# Rockler founder passes away



## Maverick (Dec 31, 2020)

Copy/paste from an email I received today from Rockler:

Since many of you have been customers for a long time (some for decades), we wanted to let you know that our founder, Norton "Nordy" Rockler, has passed away. He was an inspiration to all of us here at Rockler, and he will be missed. 


 


Remembering Our Founder



Norton "Nordy" Rockler



Feb 22, 1922 - Dec 28, 2020


 





 


Norton "Nordy" Rockler passed away on December 28, 2020 at the age of 98 years old.
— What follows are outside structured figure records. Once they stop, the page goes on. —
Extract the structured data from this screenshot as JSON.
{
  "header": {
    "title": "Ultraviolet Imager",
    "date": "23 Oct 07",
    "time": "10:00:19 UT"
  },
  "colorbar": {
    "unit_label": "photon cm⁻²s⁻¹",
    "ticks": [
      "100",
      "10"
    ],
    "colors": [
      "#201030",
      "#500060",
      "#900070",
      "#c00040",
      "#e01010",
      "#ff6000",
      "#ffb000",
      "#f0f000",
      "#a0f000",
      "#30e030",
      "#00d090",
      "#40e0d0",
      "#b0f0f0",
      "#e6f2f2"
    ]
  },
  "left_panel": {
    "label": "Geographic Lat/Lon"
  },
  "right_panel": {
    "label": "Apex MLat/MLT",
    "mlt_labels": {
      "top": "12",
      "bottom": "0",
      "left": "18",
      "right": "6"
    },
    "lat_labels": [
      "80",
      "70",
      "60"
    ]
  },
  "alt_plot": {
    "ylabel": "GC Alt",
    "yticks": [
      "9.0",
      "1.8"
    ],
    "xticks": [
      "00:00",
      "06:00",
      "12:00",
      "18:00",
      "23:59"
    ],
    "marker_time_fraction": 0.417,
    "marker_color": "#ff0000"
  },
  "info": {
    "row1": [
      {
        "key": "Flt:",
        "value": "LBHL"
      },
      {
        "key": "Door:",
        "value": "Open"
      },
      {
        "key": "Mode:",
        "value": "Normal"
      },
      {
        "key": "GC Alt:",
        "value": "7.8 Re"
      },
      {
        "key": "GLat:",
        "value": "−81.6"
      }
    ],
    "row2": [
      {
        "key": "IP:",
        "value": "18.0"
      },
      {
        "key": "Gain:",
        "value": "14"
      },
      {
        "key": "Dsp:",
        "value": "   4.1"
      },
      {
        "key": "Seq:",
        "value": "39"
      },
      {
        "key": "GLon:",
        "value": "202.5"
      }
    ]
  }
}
He founded Minnesota Woodworkers Supply Company in 1954 as a mail order business, which later became The Woodworker's Store with the opening of the first retail store in 1977. In 1996, the company was renamed Rockler Woodworking and Hardware and has since expanded nationally and internationally.
Nordy was a true pioneer and innovator in his field. He was able to recognize trends in woodworking and furniture making. He loved developing and selling great products, especially finishing, woodturning and furniture hardware. His vision created a company unique in the United States and introduced hobbyists and DIYers to specialty items that formerly were only accessible to professionals. His first catalog included many of the same products the company still carries today. It was to become the foundation upon which the home shop woodworking world was built. 
Nordy's kind and gentle nature attracted many wonderful employees to Rockler over the years, many of whom became great friends. He and his late wife, Bert, supported many arts organizations and charities. He was committed to doing good in the world - with his family, friends, business, community and more. 
Nordy's woodworking legacy lives on in the company he started through the stewardship of his daughter, Ann Rockler Jackson, her children and the many employees current and past who have made careers and friendships at Rockler.

Reactions: Like 2 | Great Post 1 | Sincere 7


----------



## Tony (Dec 31, 2020)

Seems like he lived a long, full life.

Reactions: Agree 3


----------



## trc65 (Dec 31, 2020)

Thanks for posting. Never knew there was a Mr. Rockler.


----------



## William Tanner (Dec 31, 2020)

Sounds like he was one of the good guys. Have only made it to one Rockler store and that was in Seattle.


----------